Книга Розка (сборник), страница 69. Автор книги Елена Стяжкина

Разделитель для чтения книг в онлайн библиотеке

Онлайн книга «Розка (сборник)»

Cтраница 69

Сейчас не помню всех их имен, но если они появляются снова, то сразу знаю, что вот это Евдокия, а вот это Степан Петрович, а вот это Максик, он уже в сорок втором был мертвый, потому что случайно выбежал на дорогу, по которой вели пленных и стал кричать: «Батя, батя…» Немец стрельнул. Хотел под ноги, чтобы попугать. Но Максик дернулся, поскользнулся о камушек, не большой такой, но хватило. Поскользнулся и почти упал.
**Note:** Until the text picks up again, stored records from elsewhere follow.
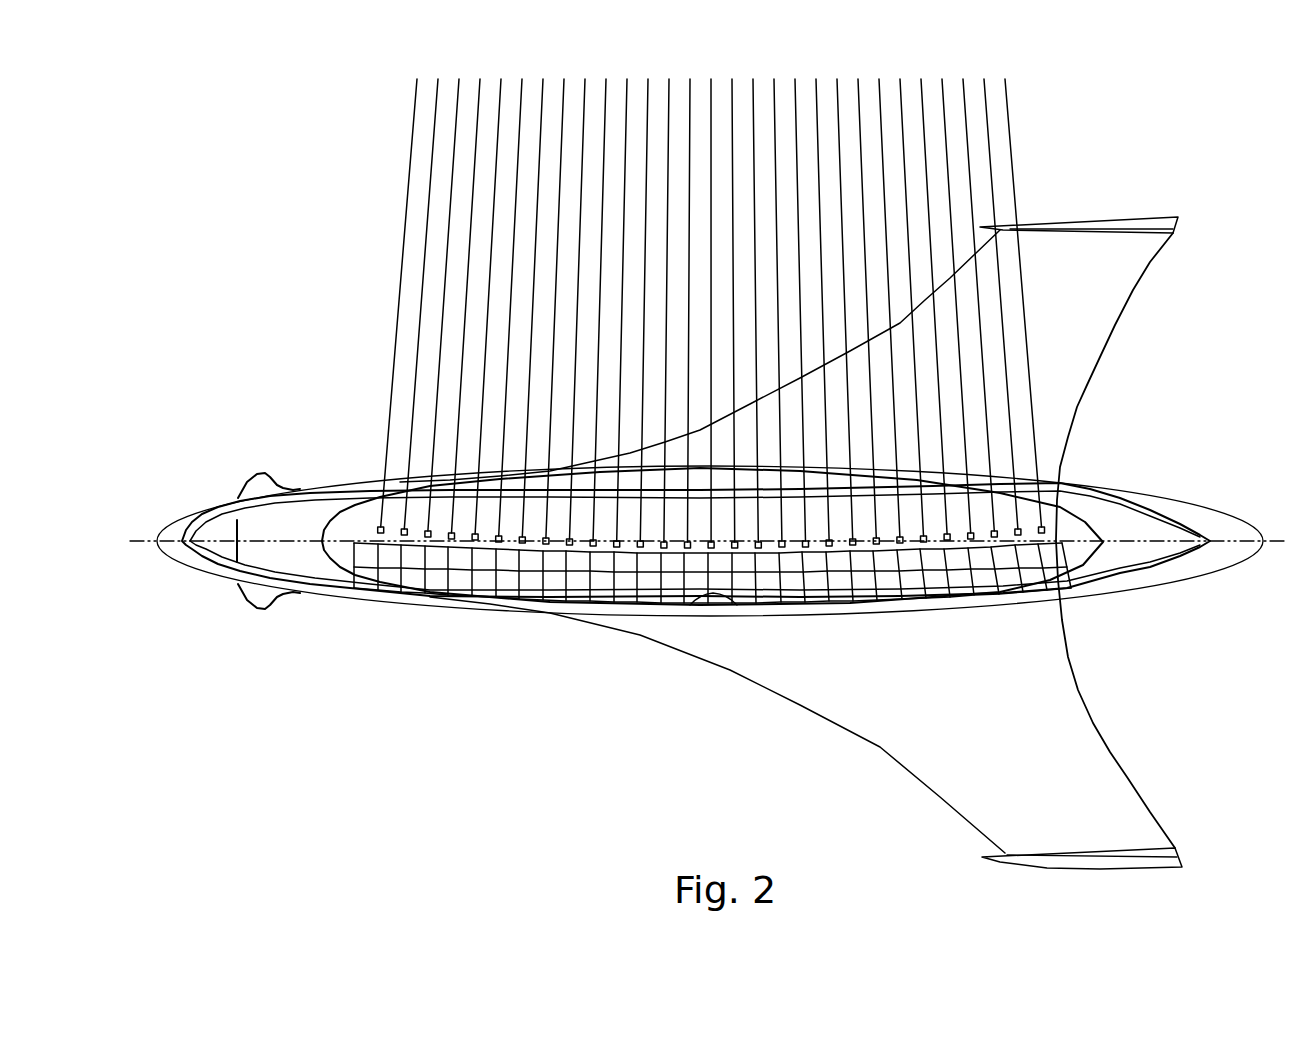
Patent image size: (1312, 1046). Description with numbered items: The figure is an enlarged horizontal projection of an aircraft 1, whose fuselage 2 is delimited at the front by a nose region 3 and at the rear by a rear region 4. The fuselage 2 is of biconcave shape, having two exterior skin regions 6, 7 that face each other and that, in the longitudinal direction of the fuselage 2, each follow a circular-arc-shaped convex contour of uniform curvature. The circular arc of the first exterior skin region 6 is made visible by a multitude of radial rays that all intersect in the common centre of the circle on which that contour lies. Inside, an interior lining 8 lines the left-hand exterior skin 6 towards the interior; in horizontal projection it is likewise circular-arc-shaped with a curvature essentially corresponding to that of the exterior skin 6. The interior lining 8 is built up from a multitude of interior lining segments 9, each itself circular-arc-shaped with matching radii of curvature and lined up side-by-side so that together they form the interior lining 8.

The aircraft 1 is at (707, 642).
The fuselage 2 is at (712, 589).
The nose region 3 is at (226, 588).
The rear region 4 is at (1115, 543).
The first exterior skin region 6 is at (717, 723).
The second exterior skin region 7 is at (700, 356).
The interior lining 8 is at (712, 624).
The interior lining segments 9 is at (696, 625).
Поймал пулю и тут уж точно упал окончательно. Максик приходил ко мне плакать. И мы вместе некрасиво размазывали по лицу слезы и сопли, и никто не кричал на нас: «Хватит. Как вам не стыдно!»

Пять лет они приходили ко мне, чтобы сказать: «Скоро, уже вот-вот… Уже через год. Завтра. А завтра – это всегда».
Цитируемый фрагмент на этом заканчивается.